Colorado has made many progressive legislative moves to place it at the forefront of marijuana legalization. However, while many pro-marijuana advocates throughout the country have hailed the state for legalizing the recreational use of the controversial substance, there are still some members of the pro-marijuana community who are being found increasingly on the wrong side of law. Throughout Colorado, some cities are reacting to the statewide legalization of marijuana by passing laws that restrict those who prefer to grow their own instead of buying from a licensed dispensary.
Recently, Colorado Springs introduced laws making it a criminal offense to grow more than 12 cannabis plants in a home. For most cities considering similar measures, this is a matter of attempting to control the possibilities of citizens growing exorbitant amounts of marijuana legally within the state for the purpose of shipping it to other states for a handy profit. While such measures can be seen as reasonable from this perspective, they can place undue burden on those who wish to grow cannabis for medical purposes.
While medical use of marijuana and its derivatives may be legal, it is certainly not always a cost-effective treatment for those who have great need.
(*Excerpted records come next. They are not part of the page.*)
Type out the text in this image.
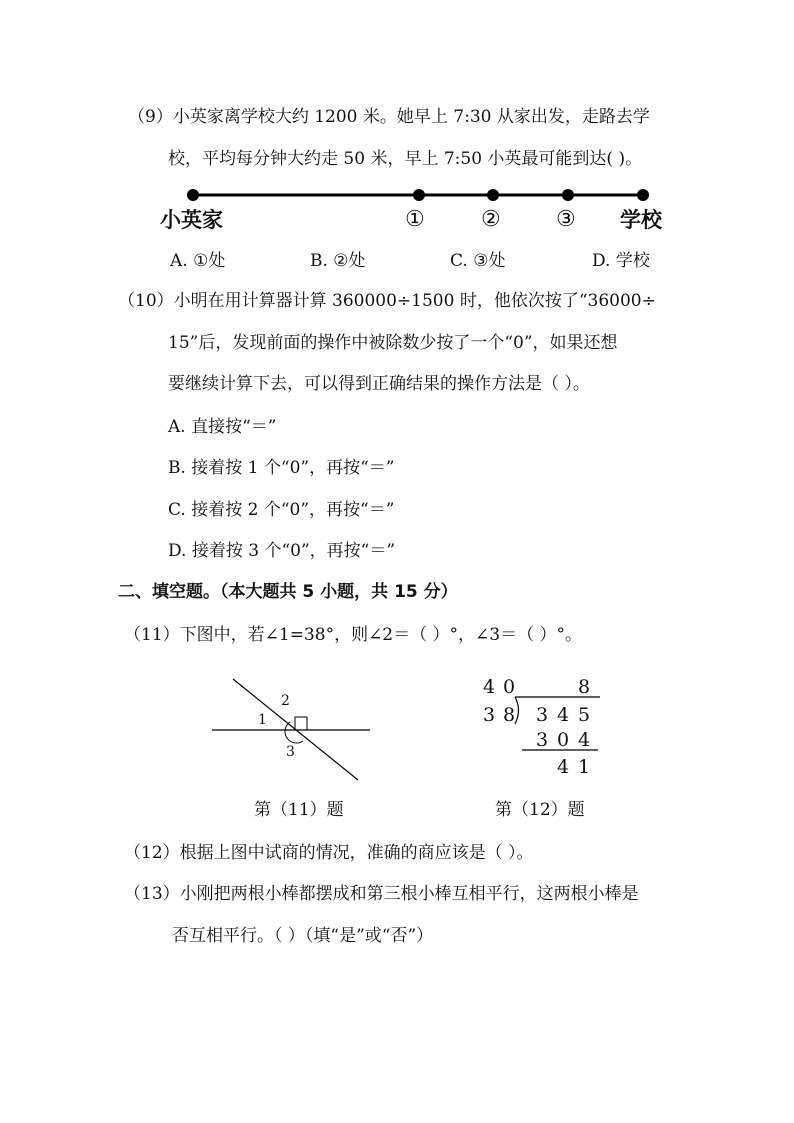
（9）小英家离学校大约 1200 米。她早上 7:30 从家出发，走路去学
校，平均每分钟大约走 50 米，早上 7:50 小英最可能到达( )。
小英家	①	②	③ 学校
A. ①处	B. ②处	C. ③处	D. 学校
（10）小明在用计算器计算 360000÷1500 时，他依次按了“36000÷
15”后，发现前面的操作中被除数少按了一个“0”，如果还想
要继续计算下去，可以得到正确结果的操作方法是（ ）。
A. 直接按“＝”
B. 接着按 1 个“0”，再按“＝”
C. 接着按 2 个“0”，再按“＝”
D. 接着按 3 个“0”，再按“＝”
二、填空题。（本大题共 5 小题，共 15 分）
（11）下图中，若∠1=38°，则∠2＝（ ）°，∠3＝（ ）°。
2
1
3
第（11）题
4 0	8
3 8 3 4 5
3 0 4
4 1
第（12）题
（12）根据上图中试商的情况，准确的商应该是（ ）。
（13）小刚把两根小棒都摆成和第三根小棒互相平行，这两根小棒是
否互相平行。（ ）（填“是”或“否”）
What might cost thousands of dollars to buy can be grown for pennies on the dollar for those who are willing to put in the work. Growing for medical purposes can bring much needed relief within financial reach for some individuals. But the treatment they need, by cost-effectively growing for themselves, could be outlawed in some Colorado cities.
Those who find themselves in complex legal conflicts such as this are faced with some tough choices when it comes to treating themselves or the ones they love while still operating within the law. The guidance of an experienced attorney can help anyone facing these restrictions to carefully navigate the shifting landscape of recreational and medical marijuana growth and use.